Die unter Punkt 3 der Beschwerdebegründung gerügte weitere Divergenz ist ebenfalls nicht ordnungsgemäß dargetan. Die Beschwerde meint, das Berufungsgericht verstoße mit seinen Feststellungen zur Eignung des Nordirak als inländische Fluchtalternative gegen die Urteile des Bundesverwaltungsgerichts vom 8. Dezember 1998 – BVerwG 9 C 17.98 – (BVerwGE 108, 84) und vom 5. Oktober 1999 (a.a.O.). In diesen Entscheidungen sei ausgeführt, dass auch gegen einzelne Personen gerichtete Anschläge die Verfolgungssicherheit und damit die Eignung des Nordirak als inländische Fluchtalternative ausschließen könnten. Da das Berufungsgericht festgestellt habe, dass sich nach dem Rückzug irakischer Truppen aus dem Nordirak die Infiltrationsmöglichkeiten für irakische Sicherheitsdienste vergrößert hätten und wiederholt Kurden in den nordöstlichen Provinzen Opfer von Mordanschlägen irakischer Agenten geworden seien, hätte es auf dieser Basis konsequenterweise eine inländische Fluchtalternative im Nordirak verneinen müssen. Abgesehen davon, dass die Beschwerde damit nicht eine Divergenz von Rechtssätzen, sondern lediglich eine fehlerhafte Anwendung eines vom Bundesverwaltungsgericht aufgestellten Rechtssatzes geltend macht, geht die Rüge schon im Ansatz von einem falschen Verständnis der genannten Entscheidungen des Bundesverwaltungsgerichts aus. Das Bundesverwaltungsgericht hat nämlich entgegen der Ansicht der Beschwerde nicht den Rechtssatz aufgestellt, dass ein Gebiet als inländische Fluchtalternative generell dann ausscheidet, wenn dort gegen einzelne Personen gerichtete Anschläge des Verfolgerstaates stattfinden, sondern hat die Verfolgungssicherheit und damit das Vorliegen einer inländischen Fluchtalternative nur für die Personen verneint, denen derartige Agentenanschläge tatsächlich drohen (Urteil vom 8. Dezember 1998 a.a.O. S. 91). Nach den Feststellungen des Berufungsgerichts hat aber der Kläger persönlich weder wegen seiner Vorfluchtaktivitäten noch wegen der ungenehmigten Ausreise und der Asylantragstellung in Deutschland derartige Anschläge zu befürchten (UA S. 6, 10 f.). Insofern steht die Berufungsentscheidung mit den genannten Urteilen des Bundesverwaltungsgerichts durchaus in Einklang. Deshalb geht auch der Hinweis der Beschwerde auf die nach ihrer Ansicht widersprüchliche Argumentation des Berufungsgerichts in diesem Zusammenhang fehl.

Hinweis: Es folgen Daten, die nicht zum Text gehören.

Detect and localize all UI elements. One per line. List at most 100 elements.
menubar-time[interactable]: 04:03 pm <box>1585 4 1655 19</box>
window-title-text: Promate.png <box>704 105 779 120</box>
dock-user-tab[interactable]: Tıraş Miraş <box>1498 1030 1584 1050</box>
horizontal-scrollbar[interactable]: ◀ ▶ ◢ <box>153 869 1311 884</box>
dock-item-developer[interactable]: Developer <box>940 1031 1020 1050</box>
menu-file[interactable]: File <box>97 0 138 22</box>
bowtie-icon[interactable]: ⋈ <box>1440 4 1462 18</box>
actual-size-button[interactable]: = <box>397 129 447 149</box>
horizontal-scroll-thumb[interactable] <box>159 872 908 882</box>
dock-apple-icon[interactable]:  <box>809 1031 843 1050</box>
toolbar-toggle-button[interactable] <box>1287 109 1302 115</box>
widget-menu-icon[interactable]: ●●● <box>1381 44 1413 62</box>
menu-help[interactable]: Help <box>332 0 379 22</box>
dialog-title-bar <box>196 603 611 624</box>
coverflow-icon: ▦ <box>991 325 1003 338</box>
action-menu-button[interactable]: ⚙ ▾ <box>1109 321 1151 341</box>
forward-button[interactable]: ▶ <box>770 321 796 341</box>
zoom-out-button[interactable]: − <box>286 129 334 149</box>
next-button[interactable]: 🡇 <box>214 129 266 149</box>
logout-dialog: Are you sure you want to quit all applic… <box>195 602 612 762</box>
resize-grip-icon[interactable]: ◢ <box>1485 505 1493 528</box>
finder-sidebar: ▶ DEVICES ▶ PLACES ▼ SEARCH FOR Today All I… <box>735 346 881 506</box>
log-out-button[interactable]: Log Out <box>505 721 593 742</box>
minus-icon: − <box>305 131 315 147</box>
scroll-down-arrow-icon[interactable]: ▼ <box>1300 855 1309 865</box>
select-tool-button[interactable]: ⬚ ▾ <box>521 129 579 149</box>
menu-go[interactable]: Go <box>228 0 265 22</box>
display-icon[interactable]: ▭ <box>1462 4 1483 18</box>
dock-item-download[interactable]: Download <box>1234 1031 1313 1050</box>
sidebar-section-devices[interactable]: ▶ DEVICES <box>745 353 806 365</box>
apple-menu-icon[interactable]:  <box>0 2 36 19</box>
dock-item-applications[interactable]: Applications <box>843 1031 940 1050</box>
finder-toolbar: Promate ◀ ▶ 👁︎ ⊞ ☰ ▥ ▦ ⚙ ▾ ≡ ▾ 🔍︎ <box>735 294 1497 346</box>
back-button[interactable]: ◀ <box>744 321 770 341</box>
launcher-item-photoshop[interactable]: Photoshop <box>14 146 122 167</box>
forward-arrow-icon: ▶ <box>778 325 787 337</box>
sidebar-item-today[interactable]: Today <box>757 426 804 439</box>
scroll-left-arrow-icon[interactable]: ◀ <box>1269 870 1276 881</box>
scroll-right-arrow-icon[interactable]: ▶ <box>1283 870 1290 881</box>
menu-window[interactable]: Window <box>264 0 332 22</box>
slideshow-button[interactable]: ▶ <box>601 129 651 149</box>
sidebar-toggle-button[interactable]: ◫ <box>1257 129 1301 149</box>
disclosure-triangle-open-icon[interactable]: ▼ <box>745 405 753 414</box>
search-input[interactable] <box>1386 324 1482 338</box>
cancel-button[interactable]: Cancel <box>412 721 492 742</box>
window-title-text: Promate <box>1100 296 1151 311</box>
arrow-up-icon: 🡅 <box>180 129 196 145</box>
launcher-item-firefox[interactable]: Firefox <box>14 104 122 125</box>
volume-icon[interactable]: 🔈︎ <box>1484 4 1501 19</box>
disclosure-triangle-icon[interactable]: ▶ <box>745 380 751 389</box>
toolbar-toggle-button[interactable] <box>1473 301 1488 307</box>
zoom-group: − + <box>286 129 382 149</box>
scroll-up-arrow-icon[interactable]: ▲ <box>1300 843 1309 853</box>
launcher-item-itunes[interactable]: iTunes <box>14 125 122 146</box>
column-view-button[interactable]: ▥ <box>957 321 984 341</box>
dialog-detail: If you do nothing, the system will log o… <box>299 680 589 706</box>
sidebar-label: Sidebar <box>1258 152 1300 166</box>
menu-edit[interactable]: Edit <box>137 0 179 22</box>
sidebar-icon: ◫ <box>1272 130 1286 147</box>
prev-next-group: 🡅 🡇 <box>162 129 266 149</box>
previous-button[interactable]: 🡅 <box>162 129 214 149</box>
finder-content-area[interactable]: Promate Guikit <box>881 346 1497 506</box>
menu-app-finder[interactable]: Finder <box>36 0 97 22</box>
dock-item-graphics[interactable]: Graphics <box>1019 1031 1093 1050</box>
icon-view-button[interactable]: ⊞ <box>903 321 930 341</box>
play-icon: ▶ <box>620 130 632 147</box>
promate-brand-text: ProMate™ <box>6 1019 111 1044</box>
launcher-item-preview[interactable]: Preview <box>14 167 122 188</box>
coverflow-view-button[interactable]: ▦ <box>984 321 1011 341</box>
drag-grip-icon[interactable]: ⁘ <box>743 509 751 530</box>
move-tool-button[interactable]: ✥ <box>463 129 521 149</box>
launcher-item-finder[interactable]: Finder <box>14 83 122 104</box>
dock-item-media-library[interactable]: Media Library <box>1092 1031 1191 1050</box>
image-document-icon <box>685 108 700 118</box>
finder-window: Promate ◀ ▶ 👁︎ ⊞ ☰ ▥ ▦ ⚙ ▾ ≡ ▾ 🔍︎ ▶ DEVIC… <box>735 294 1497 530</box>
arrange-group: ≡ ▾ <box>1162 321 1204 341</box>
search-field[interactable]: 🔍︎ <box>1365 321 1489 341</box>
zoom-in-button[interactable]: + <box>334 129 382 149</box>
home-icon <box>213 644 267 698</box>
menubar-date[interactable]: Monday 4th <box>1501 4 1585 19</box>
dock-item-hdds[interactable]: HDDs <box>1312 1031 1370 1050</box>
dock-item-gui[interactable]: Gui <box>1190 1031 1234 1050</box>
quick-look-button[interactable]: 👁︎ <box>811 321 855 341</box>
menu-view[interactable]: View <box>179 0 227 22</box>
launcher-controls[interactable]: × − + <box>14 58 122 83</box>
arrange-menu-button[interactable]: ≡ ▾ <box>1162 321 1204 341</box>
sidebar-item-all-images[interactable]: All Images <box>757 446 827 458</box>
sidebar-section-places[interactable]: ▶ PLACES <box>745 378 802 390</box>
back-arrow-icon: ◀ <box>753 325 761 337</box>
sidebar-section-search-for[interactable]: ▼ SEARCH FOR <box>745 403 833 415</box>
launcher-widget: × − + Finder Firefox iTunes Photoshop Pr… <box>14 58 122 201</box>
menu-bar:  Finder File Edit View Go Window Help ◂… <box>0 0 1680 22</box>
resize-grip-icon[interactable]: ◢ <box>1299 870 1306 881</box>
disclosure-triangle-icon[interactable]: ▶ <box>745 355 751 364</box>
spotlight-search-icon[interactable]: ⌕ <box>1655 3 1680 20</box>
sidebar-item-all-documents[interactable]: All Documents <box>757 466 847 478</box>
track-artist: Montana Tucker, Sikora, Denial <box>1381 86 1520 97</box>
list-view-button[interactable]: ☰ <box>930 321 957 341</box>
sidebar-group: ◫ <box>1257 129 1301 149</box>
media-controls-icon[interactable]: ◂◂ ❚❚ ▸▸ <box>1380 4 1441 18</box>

Die unter Punkt 4 der Beschwerdebegründung geltend gemachte grundsätzliche Bedeutung der Rechtssache (§ 132 Abs. 2 Nr. 1 VwGO) liegt nicht vor. Die Beschwerde wirft die Frage auf, ob die freiwillige zumutbare Erreichbarkeit des Gebiets der inländischen Fluchtalternative auf der Basis des vom Berufungsgericht angelegten generellen Maßstabs bejaht werden kann oder ob nicht im konkreten Einzelfall zu prüfen ist, ob der Kläger subjektiv die Möglichkeit einer zumutbaren freiwilligen Ausreise (hier: über das Transitland Türkei) überhaupt hat. Diese Frage ist, soweit sie überhaupt in einem Revisionsverfahren verallgemeinerungsfähig beantwortet werden kann, durch das inzwischen ergangene Urteil des Senats vom 16. Januar 2001 – BVerwG 9 C 16.00 – (zur Veröffentlichung in der Entscheidungssammlung BVerwGE bestimmt) geklärt. Danach scheidet die Verweisung auf eine inländische Fluchtalternative im Heimatstaat erst dann aus, wenn feststeht, dass dem Asylbewerber die Rückkehr in diese Region des Heimatstaates dauerhaft nicht zumutbar möglich ist. Dies ist von den Gerichten zum maßgeblichen Zeitpunkt (§ 77 AsylVfG) im Wege der Prognose nach dem Maßstab der beachtlichen Wahrscheinlichkeit zu beurteilen, wobei es in erster Linie Sache des Asylbewerbers ist, die dauerhafte Nichterreichbarkeit des Gebiets der inländischen Fluchtalternative substantiiert geltend zu machen (BVerwG a.a.O. UA S. 7 f.). Einen darüber hinausgehenden Klärungsbedarf zeigt die Beschwerde nicht auf. Eine Zulassung der Revision kommt auch nicht unter dem Gesichtspunkt der nachträglichen Divergenz in Betracht, weil die rechtlichen Maßstäbe, von denen das Berufungsgericht bei der Prüfung der Erreichbarkeit des Nordirak ausgeht, nicht in Widerspruch zu der dargestellten Rechtsprechung des Bundesverwaltungsgerichts stehen.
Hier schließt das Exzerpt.